Meseleyi şu başlıklar altında inceleyebiliriz;
1) Karşı tarafı anlamaya çalışmak
2) İman hakikatlerinin ehemmiyeti
3) Tesettürün ne kadar kıymetli olduğunu, insana değer kattığını, hikmetlerini izah etmek
4) Birden değil, adım adım, aşama aşama tebliğde bulunmak
5) Rızâ-yı İlâhî cihetini vurgulamak
6) Dua etmek
7) Tebliğde, kalbe hitap etme ve kendimizi sevdirme esaslarını uygulamak
1) Karşı tarafı anlamaya çalışmak
Öncelikle, muhatabımızı suçlar gibi konuşmaktan kesinlikle kaçınmalıyız. Onu anladığımızı, yanında olduğumuzu, zorlandığının farkında olduğumuzu açıkça ifade etmeliyiz.
Tesettürün terk edilmesinin belli başlı sebepleri vardır. Bunlar, birilerine kırılmak, çevre baskısı, okul veya iş ortamı, özgüven kaybı, moda, yalnız kalma hissi, önyargılı olma, maneviyattan uzaklaşma gibi meselelerdir. Muhatabımız, büyük bir ihtimalle bu sebeplerden biri yüzünden tesettürü terk etmiş olmalıdır. Asıl sebebin, bunlardan hangisi olduğunu, güzel bir üslupla, samimi bir sohbet ortamında öğrenip, tebliğimizi o noktada yoğunlaştırmalıyız.
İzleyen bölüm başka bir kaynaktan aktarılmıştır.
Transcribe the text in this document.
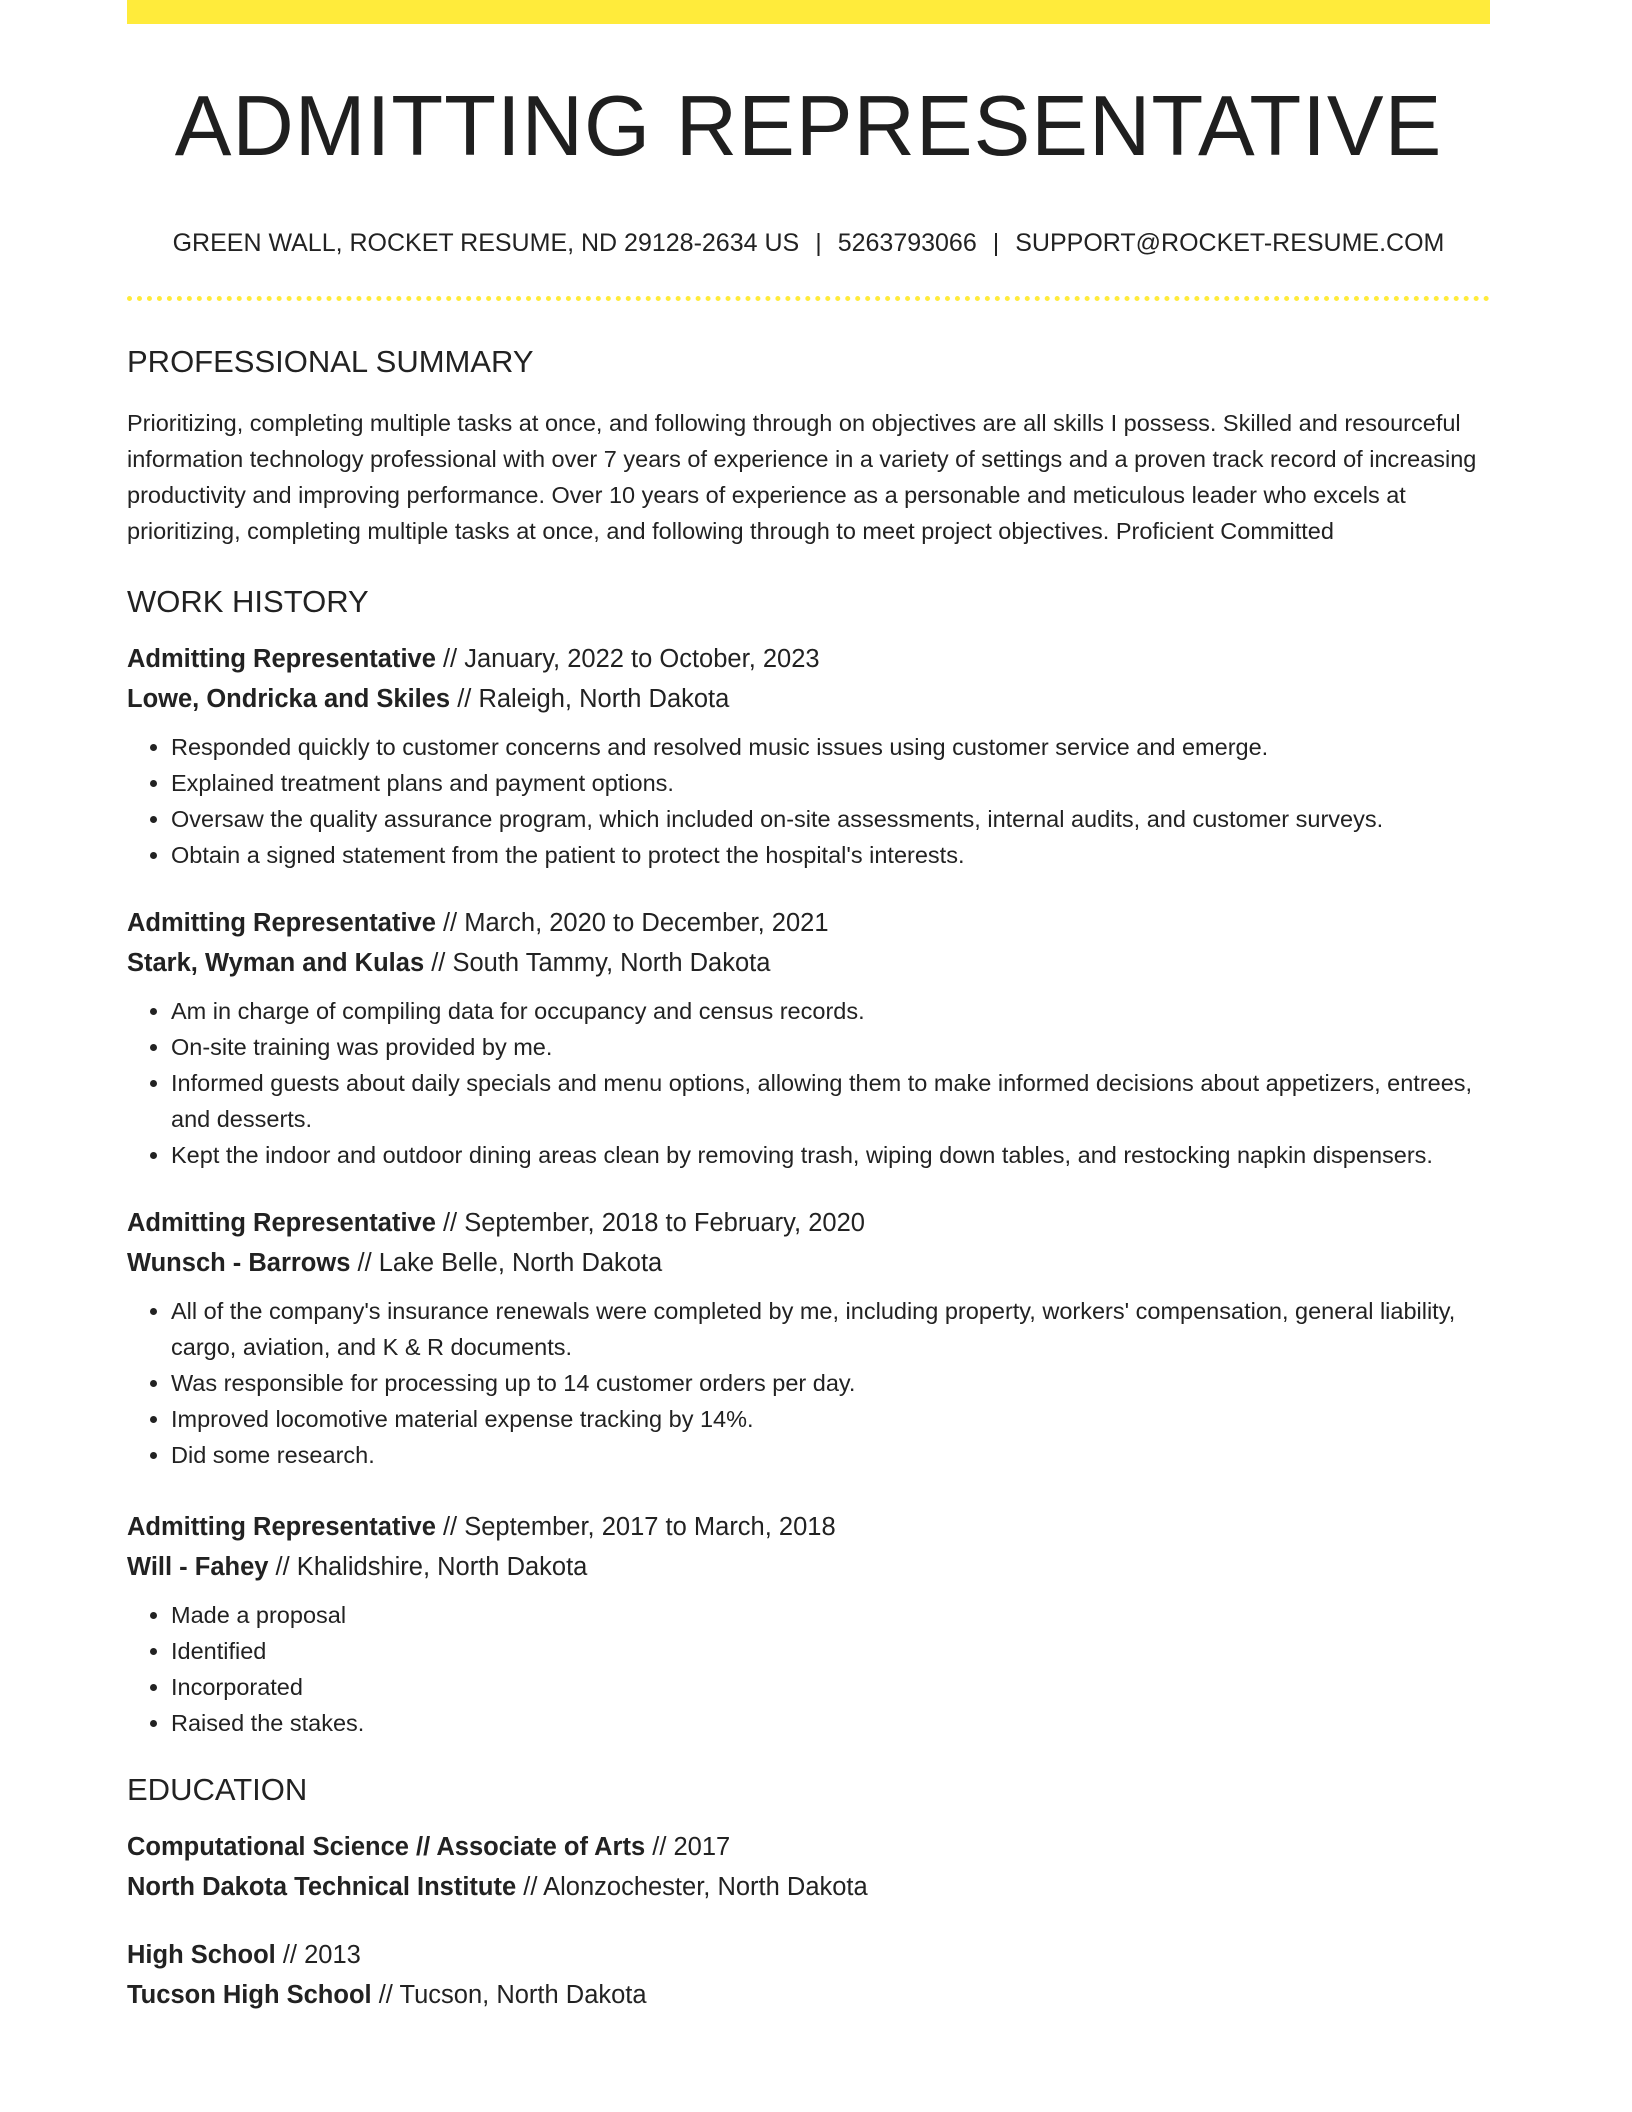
ADMITTING REPRESENTATIVE
GREEN WALL, ROCKET RESUME, ND 29128-2634 US | 5263793066 | SUPPORT@ROCKET-RESUME.COM
PROFESSIONAL SUMMARY

Prioritizing, completing multiple tasks at once, and following through on objectives are all skills I possess. Skilled and resourceful information technology professional with over 7 years of experience in a variety of settings and a proven track record of increasing productivity and improving performance. Over 10 years of experience as a personable and meticulous leader who excels at prioritizing, completing multiple tasks at once, and following through to meet project objectives. Proficient Committed

WORK HISTORY
Admitting Representative // January, 2022 to October, 2023
Lowe, Ondricka and Skiles // Raleigh, North Dakota
• Responded quickly to customer concerns and resolved music issues using customer service and emerge.
• Explained treatment plans and payment options.
• Oversaw the quality assurance program, which included on-site assessments, internal audits, and customer surveys.
• Obtain a signed statement from the patient to protect the hospital's interests.
Admitting Representative // March, 2020 to December, 2021
Stark, Wyman and Kulas // South Tammy, North Dakota
• Am in charge of compiling data for occupancy and census records.
• On-site training was provided by me.
• Informed guests about daily specials and menu options, allowing them to make informed decisions about appetizers, entrees, and desserts.
• Kept the indoor and outdoor dining areas clean by removing trash, wiping down tables, and restocking napkin dispensers.
Admitting Representative // September, 2018 to February, 2020
Wunsch - Barrows // Lake Belle, North Dakota
• All of the company's insurance renewals were completed by me, including property, workers' compensation, general liability, cargo, aviation, and K & R documents.
• Was responsible for processing up to 14 customer orders per day.
• Improved locomotive material expense tracking by 14%.
• Did some research.
Admitting Representative // September, 2017 to March, 2018
Will - Fahey // Khalidshire, North Dakota
• Made a proposal
• Identified
• Incorporated
• Raised the stakes.
EDUCATION
Computational Science // Associate of Arts // 2017
North Dakota Technical Institute // Alonzochester, North Dakota
High School // 2013
Tucson High School // Tucson, North Dakota
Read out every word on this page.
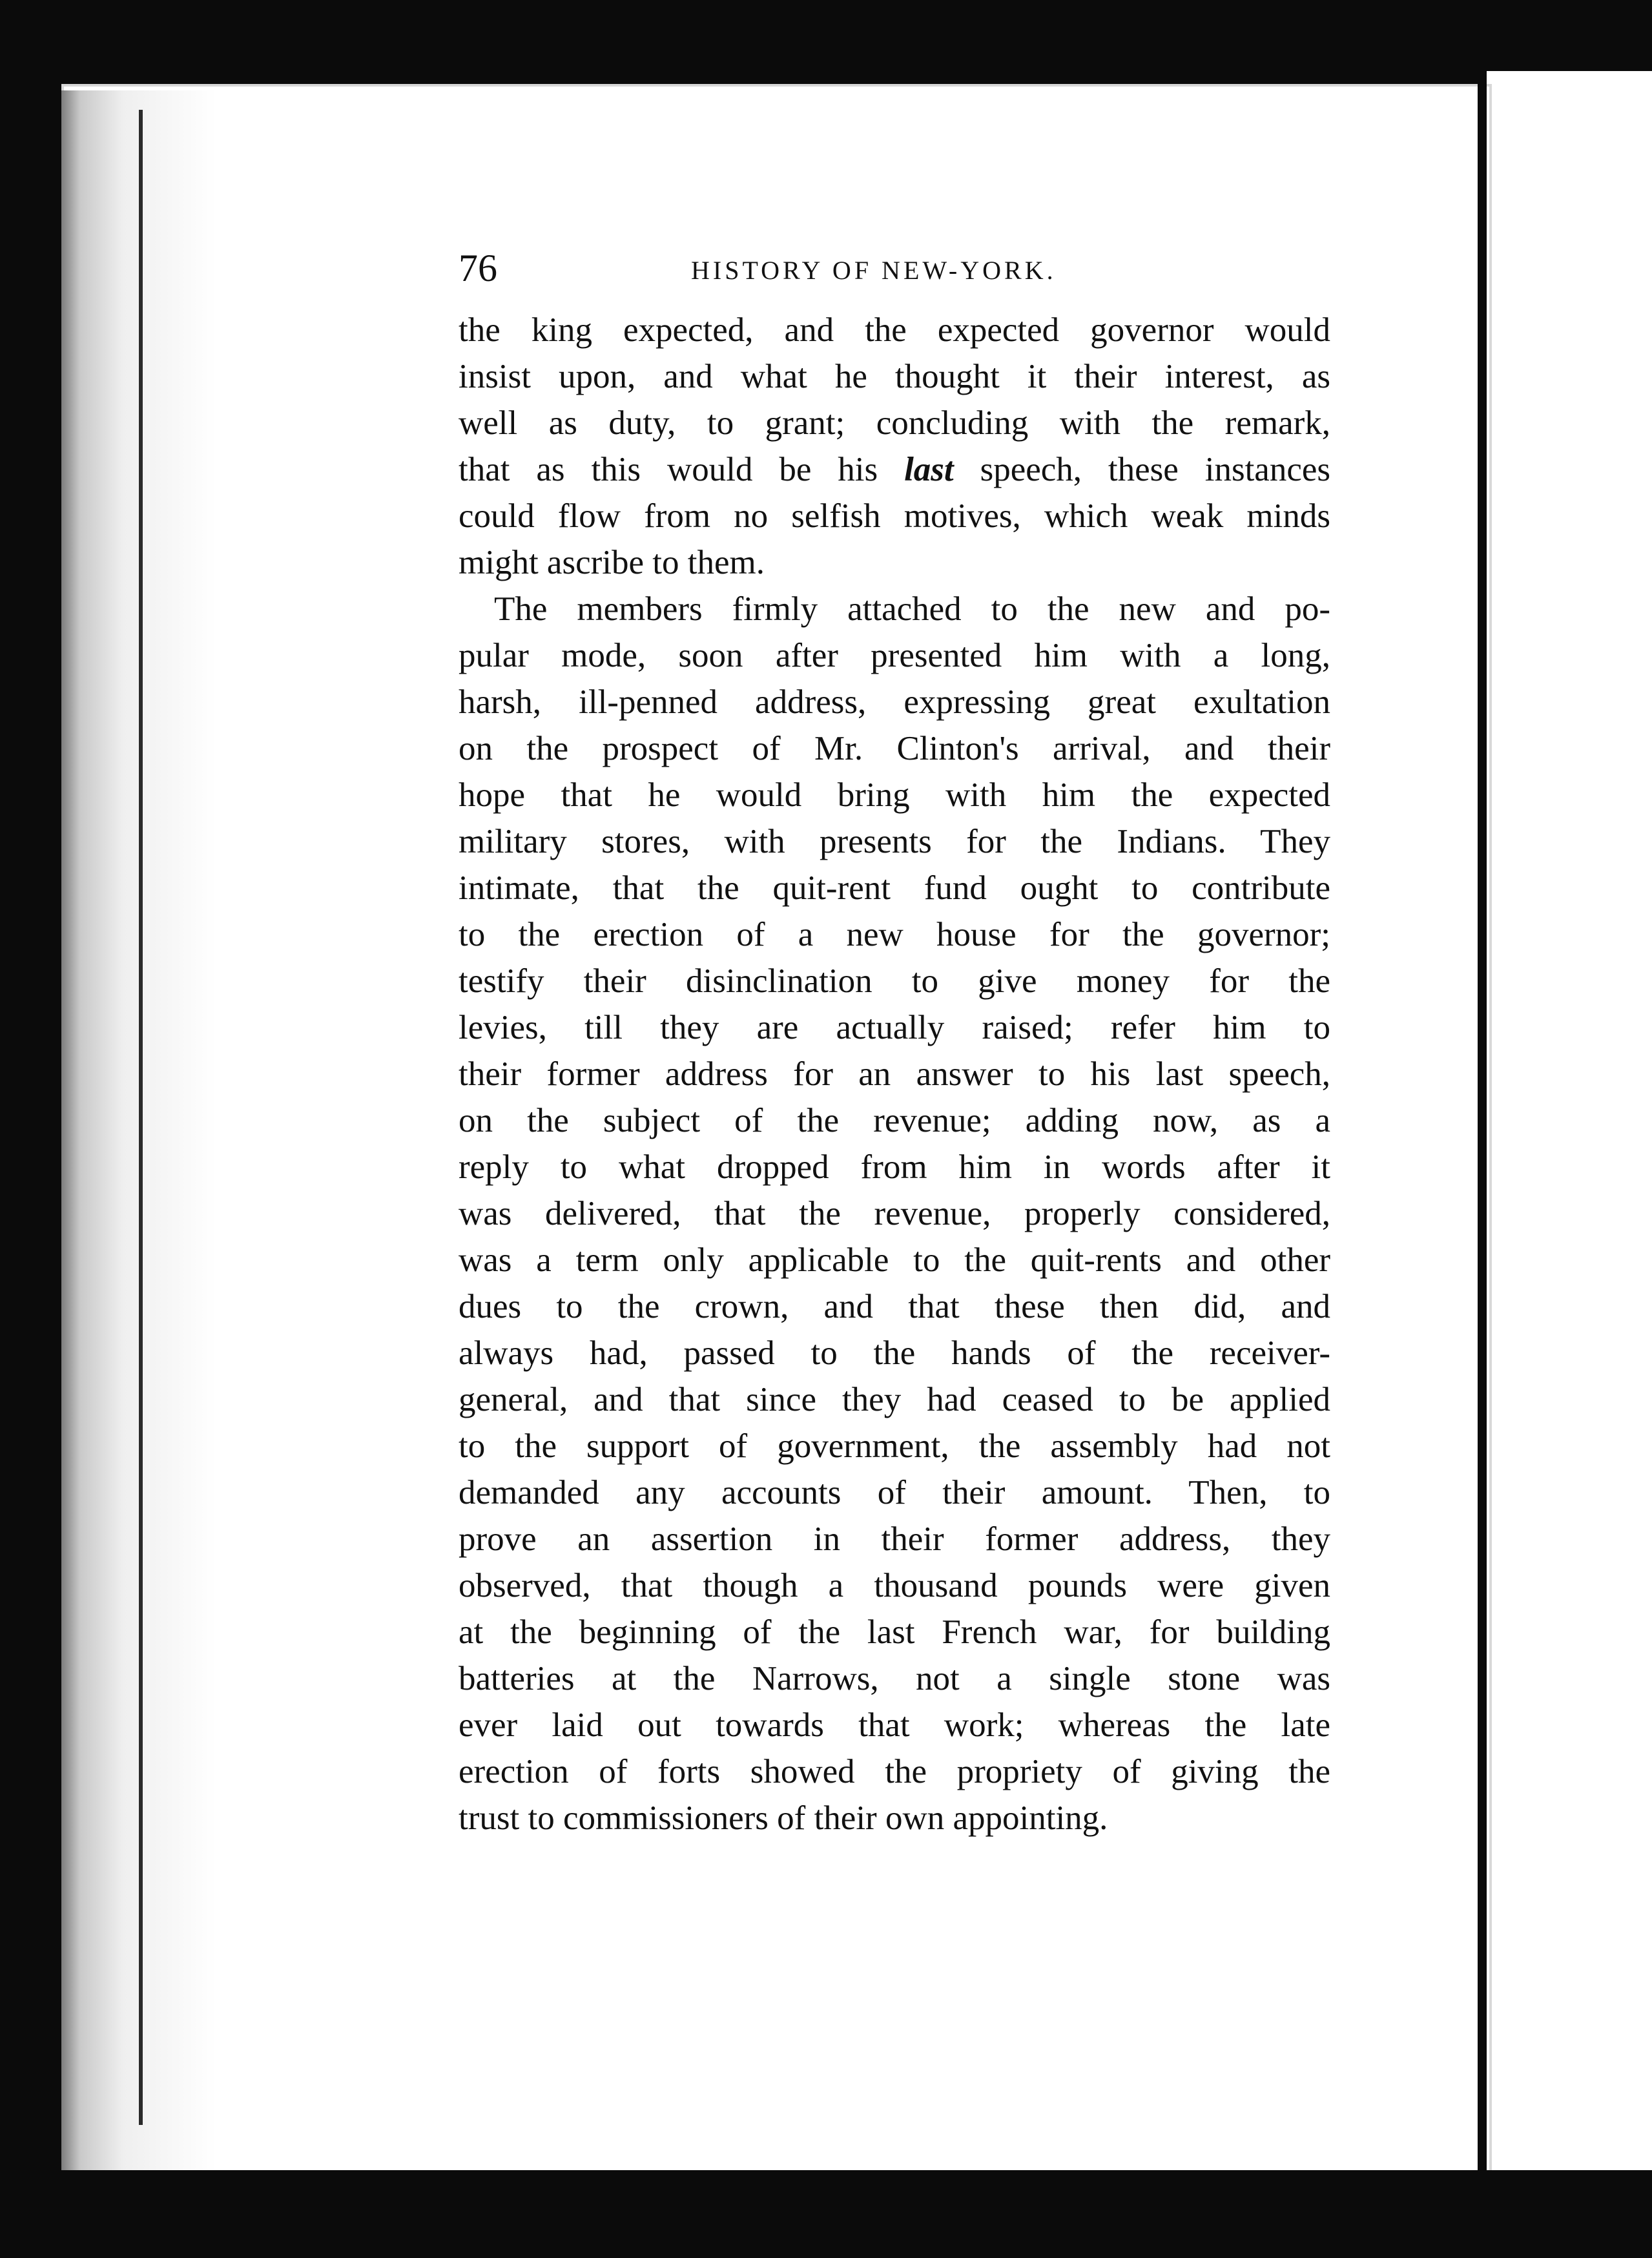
76	HISTORY OF NEW-YORK.
the king expected, and the expected governor would
insist upon, and what he thought it their interest, as
well as duty, to grant; concluding with the remark,
that as this would be his last speech, these instances
could flow from no selfish motives, which weak minds
might ascribe to them.
The members firmly attached to the new and po-
pular mode, soon after presented him with a long,
harsh, ill-penned address, expressing great exultation
on the prospect of Mr. Clinton's arrival, and their
hope that he would bring with him the expected
military stores, with presents for the Indians. They
intimate, that the quit-rent fund ought to contribute
to the erection of a new house for the governor;
testify their disinclination to give money for the
levies, till they are actually raised; refer him to
their former address for an answer to his last speech,
on the subject of the revenue; adding now, as a
reply to what dropped from him in words after it
was delivered, that the revenue, properly considered,
was a term only applicable to the quit-rents and other
dues to the crown, and that these then did, and
always had, passed to the hands of the receiver-
general, and that since they had ceased to be applied
to the support of government, the assembly had not
demanded any accounts of their amount. Then, to
prove an assertion in their former address, they
observed, that though a thousand pounds were given
at the beginning of the last French war, for building
batteries at the Narrows, not a single stone was
ever laid out towards that work; whereas the late
erection of forts showed the propriety of giving the
trust to commissioners of their own appointing.
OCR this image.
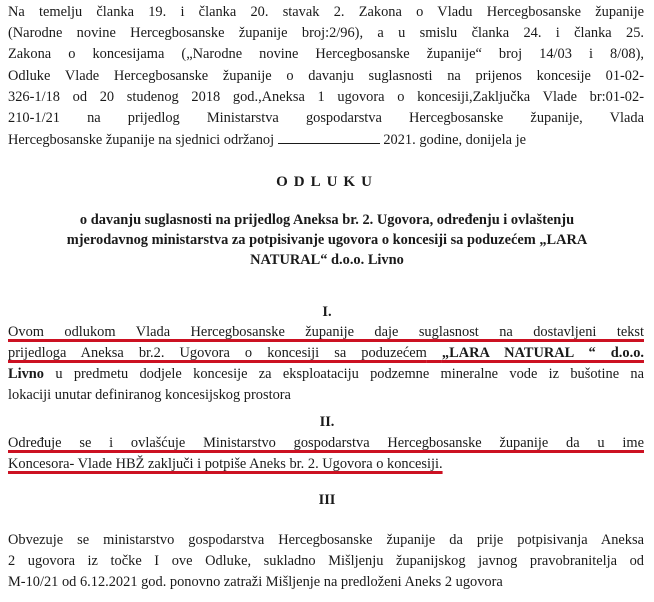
Na temelju članka 19. i članka 20. stavak 2. Zakona o Vladu Hercegbosanske županije
(Narodne novine Hercegbosanske županije broj:2/96), a u smislu članka 24. i članka 25.
Zakona o koncesijama („Narodne novine Hercegbosanske županije“ broj 14/03 i 8/08),
Odluke Vlade Hercegbosanske županije o davanju suglasnosti na prijenos koncesije 01-02-
326-1/18 od 20 studenog 2018 god.,Aneksa 1 ugovora o koncesiji,Zaključka Vlade br:01-02-
210-1/21 na prijedlog Ministarstva gospodarstva Hercegbosanske županije, Vlada
Hercegbosanske županije na sjednici održanoj	2021. godine, donijela je
ODLUKU
o davanju suglasnosti na prijedlog Aneksa br. 2. Ugovora, određenju i ovlaštenju
mjerodavnog ministarstva za potpisivanje ugovora o koncesiji sa poduzećem „LARA
NATURAL“ d.o.o. Livno
I.
Ovom odlukom Vlada Hercegbosanske županije daje suglasnost na dostavljeni tekst
prijedloga Aneksa br.2. Ugovora o koncesiji sa poduzećem „LARA NATURAL “ d.o.o.
Livno u predmetu dodjele koncesije za eksploataciju podzemne mineralne vode iz bušotine na
lokaciji unutar definiranog koncesijskog prostora
II.
Određuje se i ovlašćuje Ministarstvo gospodarstva Hercegbosanske županije da u ime
Koncesora- Vlade HBŽ zaključi i potpiše Aneks br. 2. Ugovora o koncesiji.
III
Obvezuje se ministarstvo gospodarstva Hercegbosanske županije da prije potpisivanja Aneksa
2 ugovora iz točke I ove Odluke, sukladno Mišljenju županijskog javnog pravobranitelja od
M-10/21 od 6.12.2021 god. ponovno zatraži Mišljenje na predloženi Aneks 2 ugovora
2) İman hakikatlerinin ehemmiyeti
İslamiyet'in emir ve yasaklarını yerine getirebilmemiz için ihtiyaç duyduğumuz en büyük kuvvet, imanımızdır. Bir insanda iman belirli bir seviyeye geldikten sonra, o kişi bildiklerini amele dökmeye başlayabilir. Mesela namaz kılmayan insanlara nasıl namaz kılınması gerektiğini sorsak, büyük bir kısmı doğru olarak tarif edecektir. Demek ki namaz kılmamanın sebebi, namaz kılmayı bilmemek değildir. İman seviyesindeki eksikliktir. Bizler, Risale-i Nur gibi eserlerden iman hakikatlerini tahsil ederek imanımızı ziyadeleştirdiğimiz sürece, bildiklerimizi hayatımıza tatbik etmeye başlarız. Dolayısıyla, tesettür hususunda sıkıntı yaşayan bir hanım kardeşimize, tesettürün ehemmiyetini anlatmaktan daha fazla, iman hakikatlerini anlatmalıyız ki, o hanım kardeşimizde ziyadeleşen iman, tesettüre girmeye vesile olsun.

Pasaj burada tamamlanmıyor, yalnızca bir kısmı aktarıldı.